Alvarez walked up the center aisle, purposely unsteady, alternately placing his hands on the back of the seats to steady himself, his fingers only inches from those stubs. As he closed in on the kid, he took in his surroundings. His eye caught movement up ahead. He glanced up to see through the distant window of the car’s end door, and through it beyond and into the next car and a conductor just finishing up looking for new passengers. The man was heading toward him. A quick check over his shoulder revealed a second conductor. He was sandwiched!
Demanding of himself that he stay calm, Alvarez focused on the task at hand. He needed that stub—and he needed it before either of the conductors reached him.
He staggered again, slipped, and fell to one knee. As he did so, he captured the green stub. He owned it. He looked quickly in both directions attempting to judge his situation.
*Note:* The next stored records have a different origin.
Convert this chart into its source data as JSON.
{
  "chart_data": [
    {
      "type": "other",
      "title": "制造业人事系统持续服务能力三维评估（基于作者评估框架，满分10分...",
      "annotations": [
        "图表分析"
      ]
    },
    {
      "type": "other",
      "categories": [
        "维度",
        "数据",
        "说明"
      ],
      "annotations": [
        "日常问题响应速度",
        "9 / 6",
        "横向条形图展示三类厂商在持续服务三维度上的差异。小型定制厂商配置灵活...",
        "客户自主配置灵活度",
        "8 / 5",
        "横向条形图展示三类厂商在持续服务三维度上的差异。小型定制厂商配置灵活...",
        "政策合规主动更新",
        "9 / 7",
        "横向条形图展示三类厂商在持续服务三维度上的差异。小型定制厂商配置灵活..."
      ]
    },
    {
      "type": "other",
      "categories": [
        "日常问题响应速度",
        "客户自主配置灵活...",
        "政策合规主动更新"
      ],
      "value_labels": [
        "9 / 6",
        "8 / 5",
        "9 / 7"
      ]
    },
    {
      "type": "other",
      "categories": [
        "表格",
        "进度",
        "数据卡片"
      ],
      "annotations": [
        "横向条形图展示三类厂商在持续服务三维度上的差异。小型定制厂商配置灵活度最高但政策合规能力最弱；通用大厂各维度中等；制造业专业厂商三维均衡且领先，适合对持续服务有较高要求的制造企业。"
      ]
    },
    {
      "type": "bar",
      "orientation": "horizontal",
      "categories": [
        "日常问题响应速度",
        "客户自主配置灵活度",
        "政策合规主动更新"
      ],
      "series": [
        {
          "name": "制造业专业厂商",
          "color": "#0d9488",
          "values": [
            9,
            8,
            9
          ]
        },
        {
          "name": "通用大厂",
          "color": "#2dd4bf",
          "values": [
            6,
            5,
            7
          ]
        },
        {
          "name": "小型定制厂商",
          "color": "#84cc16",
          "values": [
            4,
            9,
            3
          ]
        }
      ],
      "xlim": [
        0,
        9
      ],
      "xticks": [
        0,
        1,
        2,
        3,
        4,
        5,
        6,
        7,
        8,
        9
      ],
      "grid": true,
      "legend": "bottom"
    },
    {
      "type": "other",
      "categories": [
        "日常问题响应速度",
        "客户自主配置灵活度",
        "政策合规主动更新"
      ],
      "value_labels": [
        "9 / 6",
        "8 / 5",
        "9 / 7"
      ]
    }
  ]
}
The conductor ahead seemed likely to enter first. He slipped into the first empty row of seats, tucked his stub into the space for it on the seat ahead and slouched into a napping position, his eyes open but dazed with fatigue—a passenger ready for a quiet trip to Chicago.
The forward conductor entered and began inspecting stubs and looking for unstubbed passengers to ticket. Alvarez felt a bead of sweat trickle from his forehead. His ears whined. He doubted that on close inspection he would pass for a passenger intent on napping. The conductor stepped another row closer. And another. His heart began to swell painfully in his chest, its drumming ferocious.
Behind him, he heard the car’s rear door open: cha-cha-hmmm, said the train. This would be the other conductor, quite possibly accompanying the stranger who had boarded late.